Fraxlend

Lending

Fraxlend is a money market platform that allows anyone to create an isolated market between a pair of tokens.

Risk Rating
Watch Out
Protocol Code Quality
Protocol Maturity
Protocol Design
Summary
What we like
Fraxlend enables the Frax protocol to directly mint new FRAX (lend out to users) and earn interest income. This increases cash flow for the Frax ecosystem which drives greater value to its FXS governance token.
What we like less
Fraxlend enables the opportunity for undercollateralized loans (LTV >100%), though requires the borrower to be whitelisted to mitigate counterparty risk.
What it means for you
Fraxlend is an isolated money market that allows anyone to create a market between a pair of ERC-20 assets. Any token with a Chainlink data feed can be lent to borrowers or used as collateral.
Information
Exploit/Hacks
None
Info
Key Metrics
  • TVL: $158.6M (Rank #37)
  • TVL Ranking by Lending: #8
  • Blockchain: Ethereum
  • Chain TVL
    • Ethereum: $158.64M
Risk Assessment
Watch Out
Protocol Code Quality
  • Code reviewed by several experienced auditors including Trail of Bits and code4rena
  • Public team promotes accountability
  • No documented protocol hacks since launch
  • Robust controls to mitigate oracle price manipulation
Protocol Maturity
  • Core protocol launched in 2022; maturity less than a year increases technical risk as smart contracts are less battle-tested
  • Top 5% by total value locked reduces risk
  • Governance decentralization is in the roadmap
  • At least one critical governance issue documented
  • Low voting power concentration reduces risk
Protocol Design
  • Protocol could be susceptible to negative feedback loops
  • Isolated markets enable asset risks to be contained to each individual pool without impacting the entire protocol
Things to know about Fraxlend

How Fraxlend works

Fraxlend is a money market platform that provides lending and borrowing services between any pair of ERC-20 tokens. Each pair is an isolated market and can be permissionlessly created as long as a Chainlink data feed exists. Lenders deposit collateral into a specific pair and receive yield-bearing fTokens in return at the current exchange rate. fTokens can be redeemed for an ever-increasing amount of the underlying asset over time (e.g. the fToken exchange rate increases over time as more interest is accrued). Borrowers provide collateral to a token pair and receive asset tokens (FRAX). Borrowing incurs an interest cost which is capitalized and paid to lenders upon redemption of fTokens. Each token pair on Fraxlend relies on an oracle to determine the market rate for both the asset token and the collateral token. Each pair is also deployed with a rate calculator, which are contracts that calculate the interest rate based on the amount of available capital to borrow (e.g. less borrowing equals lower rates and vice versa).

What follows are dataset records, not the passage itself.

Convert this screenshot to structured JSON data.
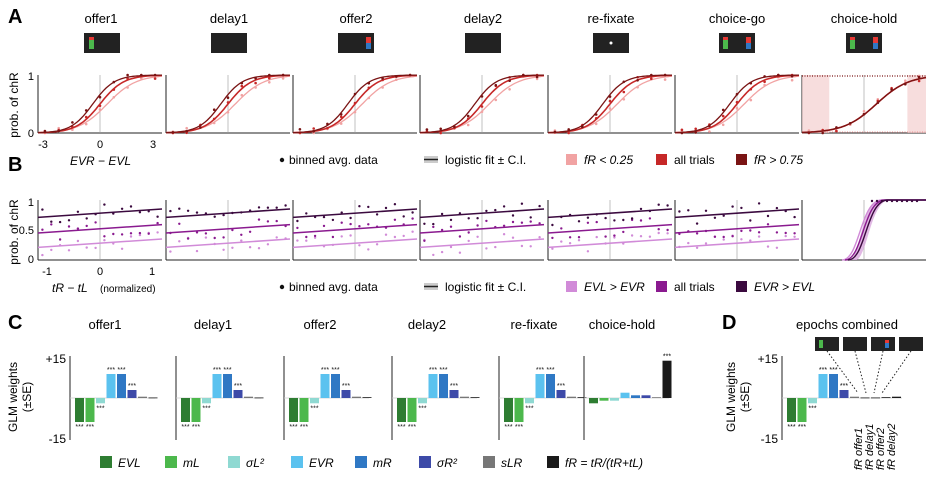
{
  "panels": {
    "a": "A",
    "b": "B",
    "c": "C",
    "d": "D"
  },
  "epochs": [
    "offer1",
    "delay1",
    "offer2",
    "delay2",
    "re-fixate",
    "choice-go",
    "choice-hold"
  ],
  "axes": {
    "ylabel_ab": "prob. of chR",
    "a_xlabel": "EVR − EVL",
    "a_xticks": [
      "-3",
      "0",
      "3"
    ],
    "b_xlabel": "tR − tL",
    "b_xlabel_note": "(normalized)",
    "b_xticks": [
      "-1",
      "0",
      "1"
    ],
    "yticks": [
      "1",
      "0.5",
      "0"
    ],
    "glm_ylabel": "GLM weights",
    "glm_ylabel2": "(±SE)",
    "glm_yticks": [
      "+15",
      "0",
      "-15"
    ]
  },
  "legend_a": {
    "binned": "binned avg. data",
    "fit": "logistic fit ± C.I.",
    "low": "fR < 0.25",
    "all": "all trials",
    "high": "fR > 0.75"
  },
  "legend_b": {
    "binned": "binned avg. data",
    "fit": "logistic fit ± C.I.",
    "left": "EVL > EVR",
    "all": "all trials",
    "right": "EVR > EVL"
  },
  "panel_c_titles": [
    "offer1",
    "delay1",
    "offer2",
    "delay2",
    "re-fixate",
    "choice-hold"
  ],
  "panel_d_title": "epochs combined",
  "panel_d_labels": [
    "fR offer1",
    "fR delay1",
    "fR offer2",
    "fR delay2"
  ],
  "regressors": [
    {
      "label": "EVL",
      "color": "#2e7d32"
    },
    {
      "label": "mL",
      "color": "#4cb84c"
    },
    {
      "label": "σL²",
      "color": "#8fd9d2"
    },
    {
      "label": "EVR",
      "color": "#5bc2ef"
    },
    {
      "label": "mR",
      "color": "#2f78c4"
    },
    {
      "label": "σR²",
      "color": "#3d4aa8"
    },
    {
      "label": "sLR",
      "color": "#777777"
    },
    {
      "label": "fR = tR/(tR+tL)",
      "color": "#1a1a1a"
    }
  ],
  "colors": {
    "a_low": "#f1a3a3",
    "a_all": "#c62828",
    "a_high": "#7a1414",
    "b_left": "#d18bd8",
    "b_all": "#8a1a8f",
    "b_high": "#3b0a3f"
  },
  "chart_data": [
    {
      "type": "line",
      "title": "A",
      "xlabel": "EVR − EVL",
      "ylabel": "prob. of chR",
      "xlim": [
        -3,
        3
      ],
      "ylim": [
        0,
        1
      ],
      "series": [
        {
          "name": "fR < 0.25"
        },
        {
          "name": "all trials"
        },
        {
          "name": "fR > 0.75"
        }
      ]
    },
    {
      "type": "line",
      "title": "B",
      "xlabel": "tR − tL (normalized)",
      "ylabel": "prob. of chR",
      "xlim": [
        -1,
        1
      ],
      "ylim": [
        0,
        1
      ],
      "series": [
        {
          "name": "EVL > EVR"
        },
        {
          "name": "all trials"
        },
        {
          "name": "EVR > EVL"
        }
      ]
    },
    {
      "type": "bar",
      "title": "C",
      "ylabel": "GLM weights (±SE)",
      "ylim": [
        -15,
        15
      ],
      "categories": [
        "EVL",
        "mL",
        "σL²",
        "EVR",
        "mR",
        "σR²",
        "sLR",
        "fR = tR/(tR+tL)"
      ],
      "series": [
        {
          "name": "offer1",
          "values": [
            -9,
            -9,
            -2,
            9,
            9,
            3,
            0.5,
            0.2
          ]
        },
        {
          "name": "delay1",
          "values": [
            -9,
            -9,
            -2,
            9,
            9,
            3,
            0.5,
            0.2
          ]
        },
        {
          "name": "offer2",
          "values": [
            -9,
            -9,
            -2,
            9,
            9,
            3,
            0.5,
            0.3
          ]
        },
        {
          "name": "delay2",
          "values": [
            -9,
            -9,
            -2,
            9,
            9,
            3,
            0.5,
            0.3
          ]
        },
        {
          "name": "re-fixate",
          "values": [
            -9,
            -9,
            -2,
            9,
            9,
            3,
            0.5,
            0.3
          ]
        },
        {
          "name": "choice-hold",
          "values": [
            -2,
            -1,
            -1,
            2,
            1,
            1,
            0.3,
            14
          ]
        }
      ]
    },
    {
      "type": "bar",
      "title": "D",
      "ylabel": "GLM weights (±SE)",
      "ylim": [
        -15,
        15
      ],
      "categories": [
        "EVL",
        "mL",
        "σL²",
        "EVR",
        "mR",
        "σR²",
        "sLR",
        "fR offer1",
        "fR delay1",
        "fR offer2",
        "fR delay2"
      ],
      "values": [
        -9,
        -9,
        -2,
        9,
        9,
        3,
        0.5,
        0.2,
        0.2,
        0.3,
        0.5
      ]
    }
  ]
}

How liquidations work on Fraxlend

When a borrower's LTV (loan-to-value) rises above the maximum threshold, any user can repay all or a portion of the debt on the borrower's behalf (by default the max LTV is set to 75%). The liquidator receives an equal value of collateral plus a liquidation fee. This fee is immutable and defined at deployment for a token pair (by default, the value is set to 10%). In cases of high market volatility, liquidators may not be able to close the unhealthy position before LTV exceeds 100%. In this scenario, the Fraxlend protocol would accumulate bad debt. The liquidator would repay the max amount of the borrower's position covered by the collateral, while the remaining bad debt is borne by the remaining lenders of that token pair (e.g. reduced from the total claims that all lenders have on underlying capital). This mechanism serves to protect lenders from a bank run, where the last lender to withdraw liquidity is effectively holding worthless fTokens.

How does Frax benefit?

The Frax protocol can lend FRAX externally on protocols like Aave or Compound or internally via Fraxlend to earn yield and expand the FRAX circulating supply. This is what Frax refers to as its Lending AMOs (automated market operations). Since borrowers must over-collateralize FRAX on these platforms, the protocol can perpetually supply lending markets with newly minted FRAX. This allows FRAX to diversify its collateral type by leveraging these money markets. Lending AMOs also allow the Frax protocol to control the FRAX interest rate across money markets. By minting and supplying new FRAX into these markets, it lowers the cost to borrow for users, and vice versa, by withdrawing and burning supplied FRAX, it reduces the supply and raises borrowing rates.